BEIJING—China Mobile (HK), the Hong Kong-listed subsidiary of China Mobile Communications based in Beijing, reported a 58.3-percent increase in net profits to CNY13.8 billion (US$1.67 billion) during the first six months of this year compared with the same period last year.
Brokerages were, however, disappointed as they expected a profit rise of between 64 and 73 percent. China Mobile (HK)’s shares plunged 9.7 percent to HK$31.2 (US$4) on Aug. 16 on the Hong Kong stock exchange, their lowest level since 4 April.

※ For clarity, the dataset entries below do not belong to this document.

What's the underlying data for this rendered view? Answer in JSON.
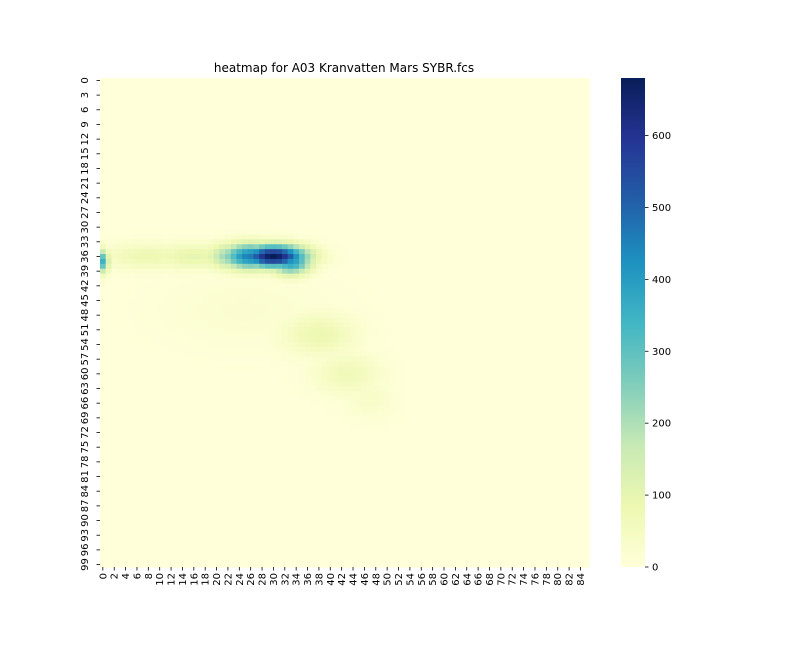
{
  "chart_data": {
    "type": "heatmap",
    "title": "heatmap for A03 Kranvatten Mars SYBR.fcs",
    "xlabel": "",
    "ylabel": "",
    "x_range": [
      0,
      85
    ],
    "y_range": [
      0,
      99
    ],
    "x_tick_labels": [
      "0",
      "2",
      "4",
      "6",
      "8",
      "10",
      "12",
      "14",
      "16",
      "18",
      "20",
      "22",
      "24",
      "26",
      "28",
      "30",
      "32",
      "34",
      "36",
      "38",
      "40",
      "42",
      "44",
      "46",
      "48",
      "50",
      "52",
      "54",
      "56",
      "58",
      "60",
      "62",
      "64",
      "66",
      "68",
      "70",
      "72",
      "74",
      "76",
      "78",
      "80",
      "82",
      "84"
    ],
    "y_tick_labels": [
      "0",
      "3",
      "6",
      "9",
      "12",
      "15",
      "18",
      "21",
      "24",
      "27",
      "30",
      "33",
      "36",
      "39",
      "42",
      "45",
      "48",
      "51",
      "54",
      "57",
      "60",
      "63",
      "66",
      "69",
      "72",
      "75",
      "78",
      "81",
      "84",
      "87",
      "90",
      "93",
      "96",
      "99"
    ],
    "colormap": "YlGnBu",
    "colorbar": {
      "min": 0,
      "max": 680,
      "ticks": [
        0,
        100,
        200,
        300,
        400,
        500,
        600
      ]
    },
    "hotspots": [
      {
        "x": 30,
        "y": 36,
        "value": 680,
        "sx": 4.0,
        "sy": 1.6
      },
      {
        "x": 26,
        "y": 36,
        "value": 460,
        "sx": 3.5,
        "sy": 1.8
      },
      {
        "x": 33,
        "y": 37,
        "value": 420,
        "sx": 2.5,
        "sy": 1.8
      },
      {
        "x": 23,
        "y": 36,
        "value": 260,
        "sx": 3.0,
        "sy": 1.8
      },
      {
        "x": 0,
        "y": 37,
        "value": 350,
        "sx": 0.7,
        "sy": 1.6
      },
      {
        "x": 8,
        "y": 36,
        "value": 80,
        "sx": 6.0,
        "sy": 1.8
      },
      {
        "x": 16,
        "y": 36,
        "value": 100,
        "sx": 5.0,
        "sy": 1.8
      },
      {
        "x": 38,
        "y": 52,
        "value": 85,
        "sx": 4.5,
        "sy": 3.0
      },
      {
        "x": 43,
        "y": 60,
        "value": 70,
        "sx": 4.0,
        "sy": 3.0
      },
      {
        "x": 47,
        "y": 65,
        "value": 35,
        "sx": 3.0,
        "sy": 3.0
      },
      {
        "x": 25,
        "y": 47,
        "value": 20,
        "sx": 10.0,
        "sy": 5.0
      }
    ]
  }
}
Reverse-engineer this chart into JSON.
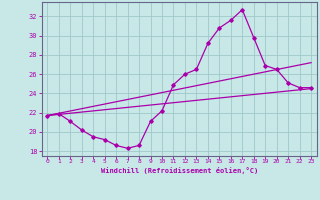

The operator’s profits were primarily affected by a steep 39.5-percent fall in average revenue per user (ARPU) in the first half of the year to CNY158 (US$19.11). During the first half of the year, 94.7 percent of the 13.78 million new subscribers added were prepaid card users whose ARPU was CNY78 (US$9.44) compared with CNY204 (US$24.68) for regular subscribers.
In the second half of the year, revenue will be affected by the scrapping as of 1 July of a one-time network connection fee of CNY500 (US$60).
China Mobile (HK) had 58.91 million users at the end of June connected to its 13 provincial networks. Its parent company has 18 networks with 28 million subscribers. Chairman Wang Xiaochu said there is no timetable to acquire more networks from its parent.